University of California, San Francisco School of Medicine, San Francisco, CA, United States.
McGovern Medical School, University of Texas Health Science Center at Houston, Houston, CA, United States.
J Med Internet Res. 2024 Aug 15;26:e52401. doi: 10.2196/52401.
We queried ChatGPT (OpenAI) and Google Assistant about amblyopia and compared their answers with the keywords found on the American Association for Pediatric Ophthalmology and Strabismus (AAPOS) website, specifically the section on amblyopia. Out of the 26 keywords chosen from the website, ChatGPT included 11 (42%) in its responses, while Google included 8 (31%).
Our study investigated the adherence of ChatGPT-3.5 and Google Assistant to the guidelines of the AAPOS for patient education on amblyopia.
ChatGPT-3.5 was used. The four questions taken from the AAPOS website, specifically its glossary section for amblyopia, are as follows: (1) What is amblyopia? (2) What causes amblyopia? (3) How is amblyopia treated? (4) What happens if amblyopia is untreated? Approved and selected by ophthalmologists (GW and DL), the keywords from AAPOS were words or phrases that deemed significant for the education of patients with amblyopia. The "Flesch-Kincaid Grade Level" formula, approved by the US Department of Education, was used to evaluate the reading comprehension level for the responses from ChatGPT, Google Assistant, and AAPOS.

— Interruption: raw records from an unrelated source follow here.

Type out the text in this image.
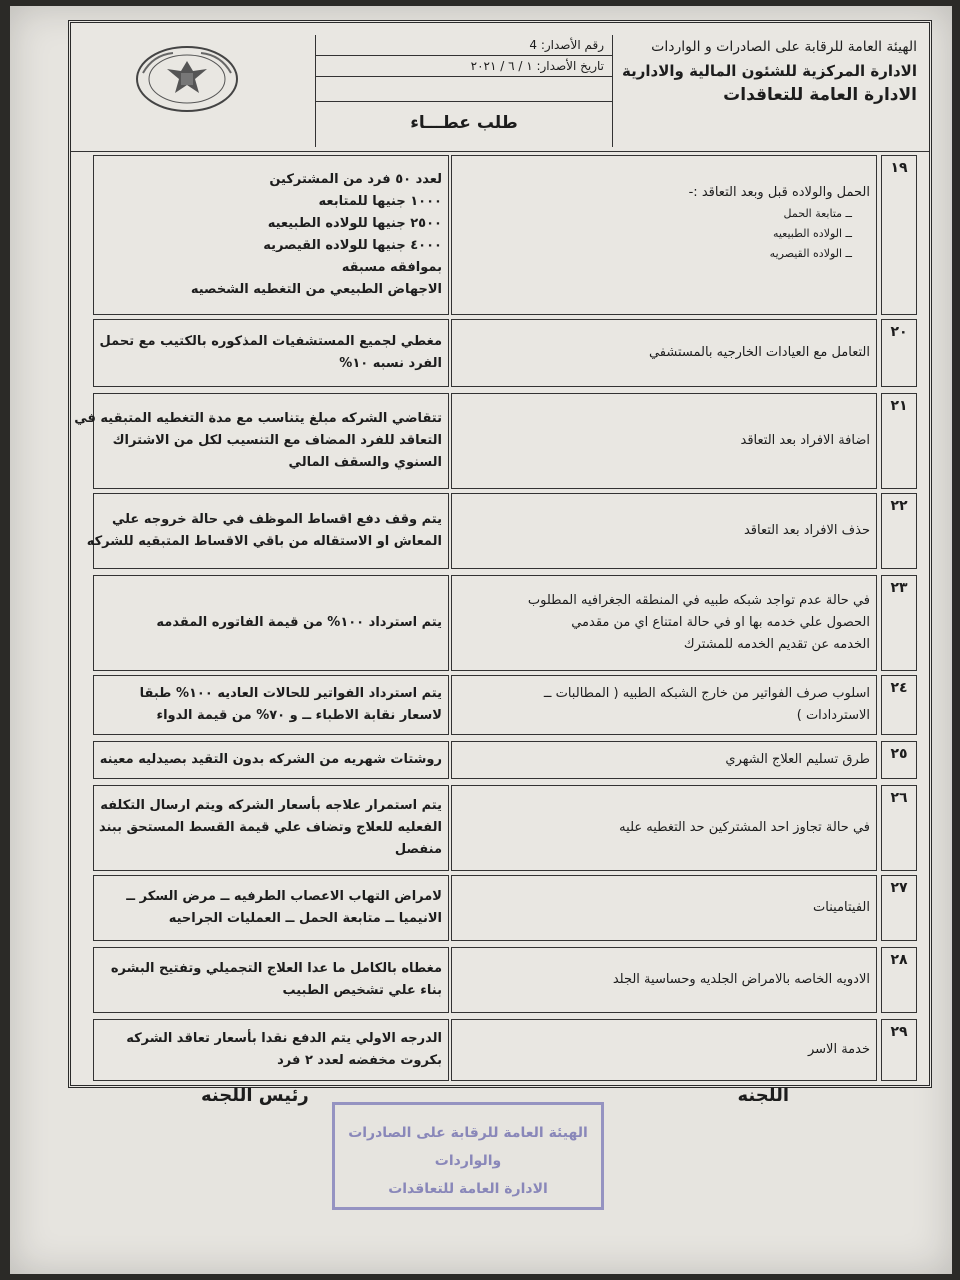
الهيئة العامة للرقابة على الصادرات و الواردات
الادارة المركزية للشئون المالية والادارية
الادارة العامة للتعاقدات
رقم الأصدار: 4
تاريخ الأصدار: ١ / ٦ / ٢٠٢١
طلب عطـــاء
١٩
الحمل والولاده قبل وبعد التعاقد :-
ــ متابعة الحمل
ــ الولاده الطبيعيه
ــ الولاده القيصريه
لعدد ٥٠ فرد من المشتركين
١٠٠٠ جنيها للمتابعه
٢٥٠٠ جنيها للولاده الطبيعيه
٤٠٠٠ جنيها للولاده القيصريه
بموافقه مسبقه
الاجهاض الطبيعي من التغطيه الشخصيه
٢٠
التعامل مع العيادات الخارجيه بالمستشفي
مغطي لجميع المستشفيات المذكوره بالكتيب مع تحمل
الفرد نسبه ١٠%
٢١
اضافة الافراد بعد التعاقد
تتقاضي الشركه مبلغ يتناسب مع مدة التغطيه المتبقيه في
التعاقد للفرد المضاف مع التنسيب لكل من الاشتراك
السنوي والسقف المالي
٢٢
حذف الافراد بعد التعاقد
يتم وقف دفع اقساط الموظف في حالة خروجه علي
المعاش او الاستقاله من باقي الاقساط المتبقيه للشركه
٢٣
في حالة عدم تواجد شبكه طبيه في المنطقه الجغرافيه المطلوب
الحصول علي خدمه بها او في حالة امتناع اي من مقدمي
الخدمه عن تقديم الخدمه للمشترك
يتم استرداد ١٠٠% من قيمة الفاتوره المقدمه
٢٤
اسلوب صرف الفواتير من خارج الشبكه الطبيه ( المطالبات ــ
الاستردادات )
يتم استرداد الفواتير للحالات العاديه ١٠٠% طبقا
لاسعار نقابة الاطباء ــ و ٧٠% من قيمة الدواء
٢٥
طرق تسليم العلاج الشهري
روشتات شهريه من الشركه بدون التقيد بصيدليه معينه
٢٦
في حالة تجاوز احد المشتركين حد التغطيه عليه
يتم استمرار علاجه بأسعار الشركه ويتم ارسال التكلفه
الفعليه للعلاج وتضاف علي قيمة القسط المستحق ببند
منفصل
٢٧
الفيتامينات
لامراض التهاب الاعصاب الطرفيه ــ مرض السكر ــ
الانيميا ــ متابعة الحمل ــ العمليات الجراحيه
٢٨
الادويه الخاصه بالامراض الجلديه وحساسية الجلد
مغطاه بالكامل ما عدا العلاج التجميلي وتفتيح البشره
بناء علي تشخيص الطبيب
٢٩
خدمة الاسر
الدرجه الاولي يتم الدفع نقدا بأسعار تعاقد الشركه
بكروت مخفضه لعدد ٢ فرد
اللجنه
رئيس اللجنه
الهيئة العامة للرقابة على الصادرات والواردات
الادارة العامة للتعاقدات
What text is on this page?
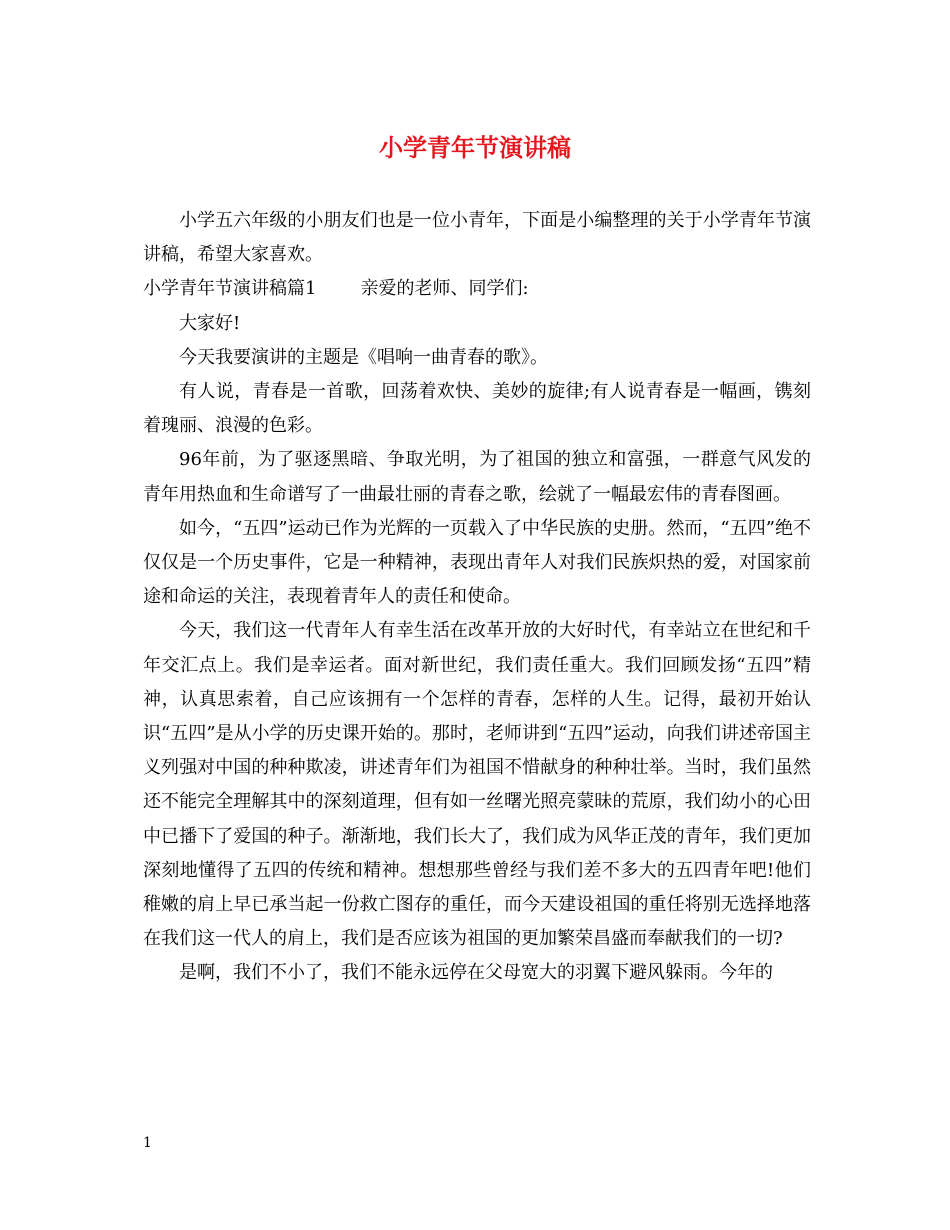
小学青年节演讲稿

小学五六年级的小朋友们也是一位小青年，下面是小编整理的关于小学青年节演讲稿，希望大家喜欢。

小学青年节演讲稿篇1 亲爱的老师、同学们:

大家好!

今天我要演讲的主题是《唱响一曲青春的歌》。

有人说，青春是一首歌，回荡着欢快、美妙的旋律;有人说青春是一幅画，镌刻着瑰丽、浪漫的色彩。

96年前，为了驱逐黑暗、争取光明，为了祖国的独立和富强，一群意气风发的青年用热血和生命谱写了一曲最壮丽的青春之歌，绘就了一幅最宏伟的青春图画。

如今，“五四”运动已作为光辉的一页载入了中华民族的史册。然而，“五四”绝不仅仅是一个历史事件，它是一种精神，表现出青年人对我们民族炽热的爱，对国家前途和命运的关注，表现着青年人的责任和使命。

今天，我们这一代青年人有幸生活在改革开放的大好时代，有幸站立在世纪和千年交汇点上。我们是幸运者。面对新世纪，我们责任重大。我们回顾发扬“五四”精神，认真思索着，自己应该拥有一个怎样的青春，怎样的人生。记得，最初开始认识“五四”是从小学的历史课开始的。那时，老师讲到“五四”运动，向我们讲述帝国主义列强对中国的种种欺凌，讲述青年们为祖国不惜献身的种种壮举。当时，我们虽然还不能完全理解其中的深刻道理，但有如一丝曙光照亮蒙昧的荒原，我们幼小的心田中已播下了爱国的种子。渐渐地，我们长大了，我们成为风华正茂的青年，我们更加深刻地懂得了五四的传统和精神。想想那些曾经与我们差不多大的五四青年吧!他们稚嫩的肩上早已承当起一份救亡图存的重任，而今天建设祖国的重任将别无选择地落在我们这一代人的肩上，我们是否应该为祖国的更加繁荣昌盛而奉献我们的一切?

是啊，我们不小了，我们不能永远停在父母宽大的羽翼下避风躲雨。今年的

1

In their responses, ChatGPT did not mention the term "ophthalmologist," whereas Google Assistant and AAPOS both mentioned the term once and twice, respectively. ChatGPT did, however, use the term "eye doctors" once. According to the Flesch-Kincaid test, the average reading level of AAPOS was 11.4 (SD 2.1; the lowest level) while that of Google was 13.1 (SD 4.8; the highest required reading level), also showing the greatest variation in grade level in its responses. ChatGPT's answers, on average, scored 12.4 (SD 1.1) grade level. They were all similar in terms of difficulty level in reading. For the keywords, out of the 4 responses, ChatGPT used 42% (11/26) of the keywords, whereas Google Assistant used 31% (8/26).
ChatGPT trains on texts and phrases and generates new sentences, while Google Assistant automatically copies website links. As ophthalmologists, we should consider including "see an ophthalmologist" on our websites and journals. While ChatGPT is here to stay, we, as physicians, need to monitor its answers.
我们向 ChatGPT(OpenAI)和 Google Assistant 询问了关于弱视的问题,并将他们的答案与美国儿科学会眼科与斜视分会(AAPOS)网站上的关键词进行了比较,特别是弱视部分。在从网站上选择的 26 个关键词中,ChatGPT 在其回答中包含了 11 个(42%),而 Google 包含了 8 个(31%)。
我们的研究调查了 ChatGPT-3.5 和 Google Assistant 对 AAPOS 关于弱视患者教育指南的遵循情况。
使用 ChatGPT-3.5。从 AAPOS 网站上选取了四个问题,特别是其弱视词汇表部分,分别是:(1)什么是弱视?(2)弱视的原因是什么?(3)弱视如何治疗?(4)如果不治疗弱视会怎样?眼科医生(GW 和 DL)认可并选择了 AAPOS 的关键词,这些关键词是认为对弱视患者教育有重要意义的单词或短语。美国教育部认可的“Flesch-Kincaid 阅读水平测试”公式用于评估 ChatGPT、Google Assistant 和 AAPOS 回答的阅读理解水平。
在他们的回答中,ChatGPT 没有提到“眼科医生”一词,而 Google Assistant 和 AAPOS 分别提到了一次和两次。然而,ChatGPT 确实使用了一次“眼科医生”一词。根据 Flesch-Kincaid 测试,AAPOS 的平均阅读水平为 11.4(标准差 2.1;最低水平),而 Google 的为 13.1(标准差 4.8;最高要求的阅读水平),其回答的阅读水平变化也最大。ChatGPT 的平均回答得分 12.4(标准差 1.1)。它们在阅读难度水平上都相似。对于关键词,在 4 个回答中,ChatGPT 使用了 42%(11/26)的关键词,而 Google Assistant 使用了 31%(8/26)。
ChatGPT 通过训练文本和短语生成新的句子,而 Google Assistant 则自动复制网站链接。作为眼科医生,我们应该考虑在我们的网站和期刊上添加“看眼科医生”。虽然 ChatGPT 已经存在,但作为医生,我们需要监控它的回答。